Komentarz synoptyka: 2024-01-19
Jesteśmy już w większości poza działaniem chmur głównego frontu polarnego, znaleźliśmy się w chłodnej masie powietrza, zaś zachmurzenie frontowe, ciągnące się pasmem od Rosji, zachodniej Ukrainy, Słowacji i dalej na Morawy, Austrię i Alpy tylko zahacza południowo wschodnią część Polski. Charakterystyczne dla napływu chwiejnej termodynamicznie masy powietrza i silnego ogrzewania są struktury zachmurzenia w formie „groszków” oddzielnych chmur CB – już zbliżają się i wchodzą nad wybrzeża Niemiec i obejmują Danię. Tu ruch jest szybki, skierowany z NW na SE i niebawem także na Pomorzu odczujemy działanie tej masy powietrza z chmurami konwekcyjnymi, może nawet zagrzmieć, a na pewno gwałtownie, ale krótko siekać śniegiem czy krupą.

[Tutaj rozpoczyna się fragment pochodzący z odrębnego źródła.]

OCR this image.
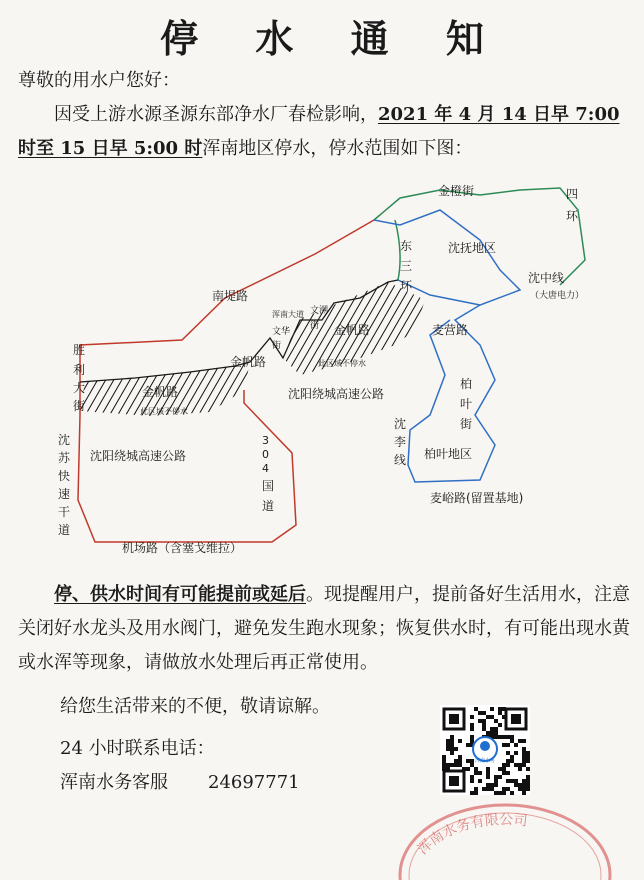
停 水 通 知
尊敬的用水户您好：
因受上游水源圣源东部净水厂春检影响，2021 年 4 月 14 日早 7:00 时至 15 日早 5:00 时浑南地区停水，停水范围如下图：
金橙街	四
环
东
三
环
沈抚地区
沈中线
（大唐电力）
南堤路
浑南大道
文华
街
文溯
街 金帆路	麦营路
金帆路	此区域不停水
胜
利
大
街
金帆路	沈阳绕城高速公路
此区域不停水
柏
叶
街
沈
苏
快
速
干
道
沈
李
线 柏叶地区
沈阳绕城高速公路
3
0
4
国
道
麦峪路(留置基地)
机场路（含塞戈维拉）
停、供水时间有可能提前或延后。现提醒用户，提前备好生活用水，注意关闭好水龙头及用水阀门，避免发生跑水现象；恢复供水时，有可能出现水黄或水浑等现象，请做放水处理后再正常使用。
给您生活带来的不便，敬请谅解。
24 小时联系电话：
浑南水务客服 24697771
浑南水务有限公司
浑南水务
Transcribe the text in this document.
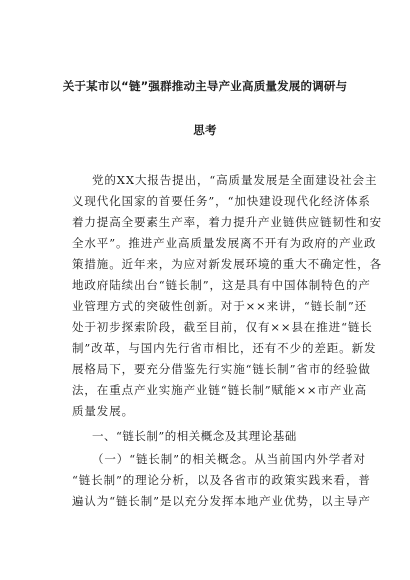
关于某市以“链”强群推动主导产业高质量发展的调研与
思考
党的XX大报告提出，“高质量发展是全面建设社会主
义现代化国家的首要任务”，“加快建设现代化经济体系
着力提高全要素生产率，着力提升产业链供应链韧性和安
全水平”。推进产业高质量发展离不开有为政府的产业政
策措施。近年来，为应对新发展环境的重大不确定性，各
地政府陆续出台“链长制”，这是具有中国体制特色的产
业管理方式的突破性创新。对于××来讲，“链长制”还
处于初步探索阶段，截至目前，仅有××县在推进“链长
制”改革，与国内先行省市相比，还有不少的差距。新发
展格局下，要充分借鉴先行实施“链长制”省市的经验做
法，在重点产业实施产业链“链长制”赋能××市产业高
质量发展。
一、“链长制”的相关概念及其理论基础
（一）“链长制”的相关概念。从当前国内外学者对
“链长制”的理论分析，以及各省市的政策实践来看，普
遍认为“链长制”是以充分发挥本地产业优势，以主导产
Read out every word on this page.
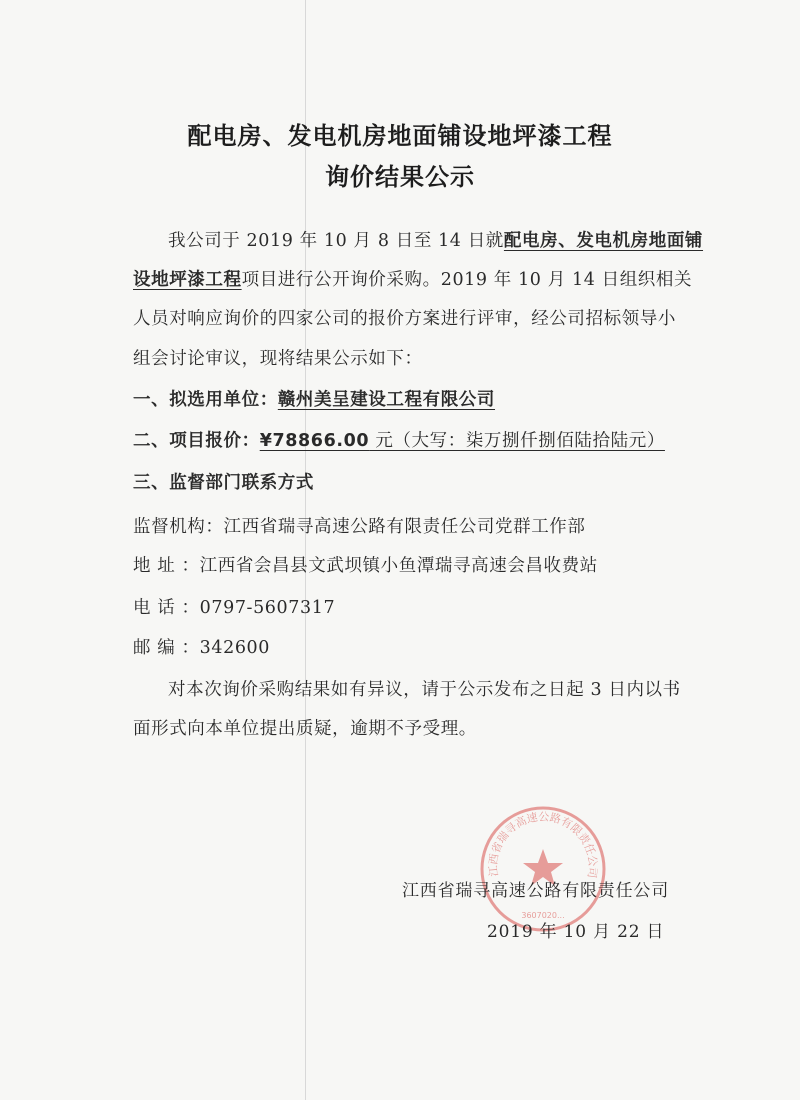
配电房、发电机房地面铺设地坪漆工程
询价结果公示
我公司于 2019 年 10 月 8 日至 14 日就配电房、发电机房地面铺
设地坪漆工程项目进行公开询价采购。2019 年 10 月 14 日组织相关
人员对响应询价的四家公司的报价方案进行评审，经公司招标领导小
组会讨论审议，现将结果公示如下：
一、拟选用单位：赣州美呈建设工程有限公司
二、项目报价：¥78866.00 元（大写：柒万捌仟捌佰陆拾陆元）
三、监督部门联系方式
监督机构：江西省瑞寻高速公路有限责任公司党群工作部
地 址 ：江西省会昌县文武坝镇小鱼潭瑞寻高速会昌收费站
电 话 ：0797-5607317
邮 编 ：342600
对本次询价采购结果如有异议，请于公示发布之日起 3 日内以书
面形式向本单位提出质疑，逾期不予受理。
江西省瑞寻高速公路有限责任公司
3607020...
江西省瑞寻高速公路有限责任公司
2019 年 10 月 22 日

Mapy prądu strumieniowego nad Europą, przygotowywane dla lotów na dużych wysokościach ukazują, że zasadnicze przenoszenie odbywa się na południu kontynentu i nad Północną Afryką. Najwyższy i najszybszy podzwrotnikowy prąd strumieniowy od Maroka przez Sycylię po Libię i Egipt osiąga na poziomie FL370 aż 160kt (11,1km, 290km/h). Niżej i bardziej na północ, od Pirenejów przez Alpy po Bałkany i Turcje goni polarny prąd strumieniowy (FL330, 130kt), a od Islandii przez Morze Norweskie na Bretanie mamy jeszcze gałąź skierowaną z północy, otaczająca niż skandynawski (FL340, 110kt). Takie przenoszenie pod tropopauzą rzutuje także na przebudowę zasadniczego pola geopotencjału w średniej troposferze, tu transport masy znad cieplejszych obszarów oceanu na zachód od Portugalii spowoduje szybki wzrost ciśnienia nad zachodnia Europą, wzmocnienie grzbietu fali górnej i poszerzanie się jej na wschód.
Równolegle z tym procesem dającym wzrost ciśnienia od zachodniej Europy, nastąpi przelot po Bałtyku nad Białoruś nieznacznego tworu niżowego, albo w formie zatoki, albo wtórnego niżu. Wczoraj prognozy naszego modelu UM mówiły o płytkim wirze niżowym, dzisiejsze jedynie o zatoce. Dla zjawisk pogodowych nie ma to większego znaczenia, front wspominanych wyżej chmur Cu cong lub nawet Cb wejdzie dzisiaj po południu na Pomorze i z zachodu na wschód przemieszczać się będą opady śniegu, krupy, śniegu z deszczem, połączone z porywistym wiatrem do 22 m/s. W nocy i w sobotę na Bałtyku gwałtowny, ale na szczęście krótkotrwały sztorm, na morzu porywy dochodzące do 30 m/s (10 B). Takie warunki pogodowe występują obecnie na południowym Bałtyku, nad ląd ta strefa wejdzie wieczorem, w nocy obejmie śniegiem całą północ kraju i częściowo centrum (Mazowsze i Podlasie). Nawet tam, gdzie nie będzie padać wieczorem i jutro liczyć się należy z porywistym wiatrem z SW osiągającym w porywach 15 m/s, pamiętajmy o znacznie niższej temperaturze odczuwalnej.
Temperatura w kraju obecnie nieco poniżej zera, w dzień stopień ponad, w kolejnej nocy znów nico poniżej – tak małe zmiany wynikają ze znacznego zachmurzenia, utraty ciepłą na topienie śniegu i nieznacznego dopływu ciepła od Słońca. W perspektywie weekendu, po przeleceniu z NW na E opadów śniegu od zachodu kraju wyraźna poprawa pogody, nieco zachmurzenia, ale też przerwy w chmurach i dogodna pogoda na zimowy spacer.